Local automobilists became common. D. J. Ayerst, Dr. H. A. Mitchell and Frank B. Evans turned out in their vehicles for the Elkton Halloween parade in 1911. A striking feature was “Ayersts’ Cadillac Motor Car, elegantly and strikingly decorated,” according to the Cecil Whig. Edward W. Taylor bought a new Ford touring car to add to his livery fleet in 1913.

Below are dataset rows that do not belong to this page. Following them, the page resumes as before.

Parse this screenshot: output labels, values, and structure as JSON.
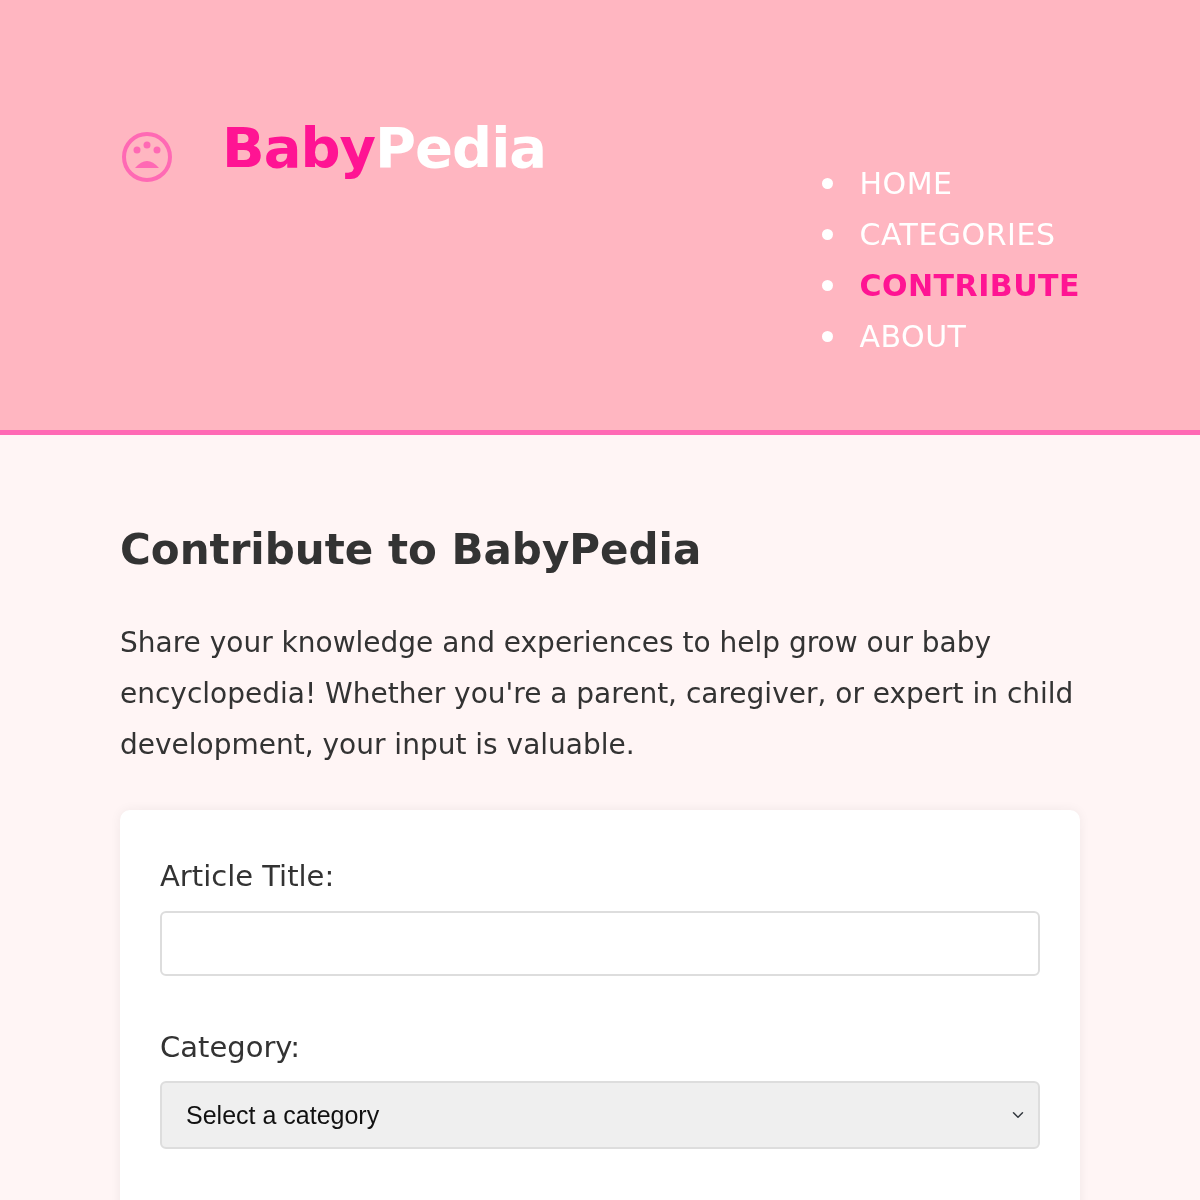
{
  "logo": {
    "first": "Baby",
    "second": "Pedia"
  },
  "nav": [
    {
      "label": "HOME",
      "selected": false
    },
    {
      "label": "CATEGORIES",
      "selected": false
    },
    {
      "label": "CONTRIBUTE",
      "selected": true
    },
    {
      "label": "ABOUT",
      "selected": false
    }
  ],
  "heading": "Contribute to BabyPedia",
  "intro": "Share your knowledge and experiences to help grow our baby encyclopedia! Whether you're a parent, caregiver, or expert in child development, your input is valuable.",
  "form": {
    "fields": [
      {
        "kind": "text",
        "label": "Article Title:"
      },
      {
        "kind": "select",
        "label": "Category:",
        "value": "Select a category"
      }
    ]
  }
}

With the auto here to stay, the State of Maryland enacted a registration and licensing law, the first one in Cecil going to Lewis Abrahams of Port Deposit. “My great uncle Lewis Abrahams who lived till his 84th year in 1964 at Port Deposit . . . was very proud of holding the first license issued for an automobile in the county”, the Rev John J. Abrahams noted several years ago. “He and my grandfather began the first car dealership in Port.” Lewis owned a 4 horse-power Locomobile and was issued license no. 502. In Fair Hill, Edward H. Strahorn owned a Thomas B. Jeffery 7 ½ horsepower vehicle, issued license 537. John E. Good in Perryville had a Peerless Motor Car, holding registration 656
Duyckinch, Sterret & Co. of Rising Sun established the first dealership in Cecil County in 1909, handling Hupmobiles, Invincible Schachts, and Oakland Machines. They had a fine section of Regal Automobile and “everyone was invited to call at the garage to inspect these beauties and see their efficiency demonstrated,” the Midland Journal reported the next year.
Warren Boulden Sr., built a 3-car garage in Elkton, opening his business in May 1911. Carrying a full line of automobile supplies, the Whig added that “Mr. Boulden has given this business a study, and is a competent mechanician.”
“Poor Excuse” wasn’t the only one appalled by these contraptions. In Elkton, Council’s hackles had been raised by speeding automobilist frightening horses and endangering pedestrians so the commissioners adopted an eight MPH speed limit. Rising Sun decided that 10 MPH was a safe and posted signs reading “automobiles blow your horn at dangerous crossing and curves,” in 1911.
Within days of the new law going on the books, the vigilant town officer, Bailiff George Potts issued Elkton’s first speeding ticket, arresting a Baltimorean. In Chesapeake City in 1915, the authorities were determined to break up reckless driving, and Bailiff Samuel Biggs arrested five automobilists for failing to sound horns at cross streets. One of those arrested was Philip L. Garrett, Wilmington attorney for the Delaware Automobile Club.
About this time, the Cecil Whig observed that the reason Port Deposit had far more vehicles than the Elkton was simple economics. Everyone knew that you didn’t make much money practicing law, as wealth came from enterprises, such as manufacturing and transportation.